A medida que fui madurando emocionalmente, pasé de celebrar a Vincent Price en los Martes de Terror del Cine-Teatro Coliseo Podestá a desentrañar a Bergman en los ciclos de cine-arte del Cine-Teatro “Ópera”. Con el tiempo transitaría de la diletancia a la realización, gracias a la recomendación de mi conciudadano Jorge Degiuseppe, quien me facilitó acceder a los talleres de los invalorables Jorge Prelorán y Gerardo Vallejo.

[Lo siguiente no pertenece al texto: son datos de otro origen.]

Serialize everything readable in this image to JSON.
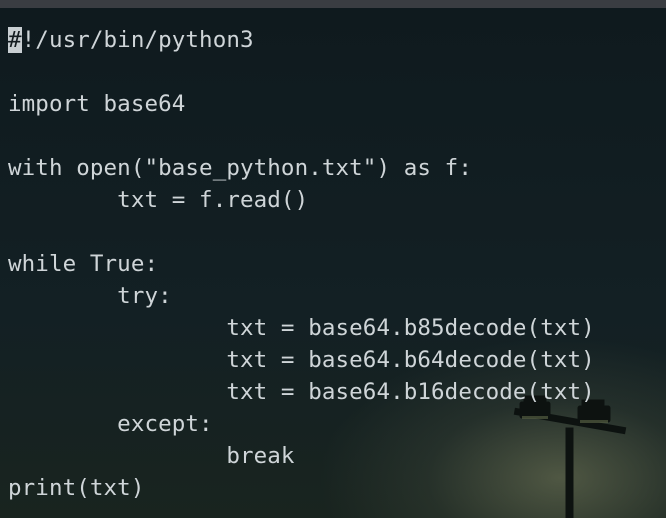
{
  "editor": {
    "cursor_char": "#",
    "lines": [
      "!/usr/bin/python3",
      "",
      "import base64",
      "",
      "with open(\"base_python.txt\") as f:",
      "        txt = f.read()",
      "",
      "while True:",
      "        try:",
      "                txt = base64.b85decode(txt)",
      "                txt = base64.b64decode(txt)",
      "                txt = base64.b16decode(txt)",
      "        except:",
      "                break",
      "print(txt)"
    ]
  },
  "colors": {
    "background": "#141c20",
    "text": "#cfd5d8",
    "cursor": "#c9cfd2",
    "titlebar": "#3a3d42"
  }
}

Hoy la posible medida de una mayoría de edad realizativa se me presenta mediante el desarrollo del imprescindible distanciamiento emocional que toda edición requiere, para ganar perspectiva de las imágenes que frecuentemente nos enamoran durante el rodaje, asumiendo definitivamente que el lenguaje audiovisual reclama ejercitar el arte de la elipsis.

Con el tiempo, transferí mi devoción primigenia por el hedonista y grandilocuente Fellini al despojado e insobornable Pasolini. Hago profesión de fe de que pocas cosas me han proporcionado más placer que el cine, dicho sea esto más allá de cualquier género, se trate de ensayo, animé, o pornografía. Acaso la consumación de tal pasión sea la concreción de mi saga documental “Trilogía de los Herejes” (https://www.facebook.com/TrilogiadelosHerejes2016/), tributo al pensamiento crítico y subversivo.


2 comentarios:

  1. Que interesante la vida relatada desde la vocación... Doble magia (Una ya es la del cine y la otra es el devenir de esa puerta tras puerta que se abre en el camino de la vocación...) Es una energía suprema! Qué bueno leerte...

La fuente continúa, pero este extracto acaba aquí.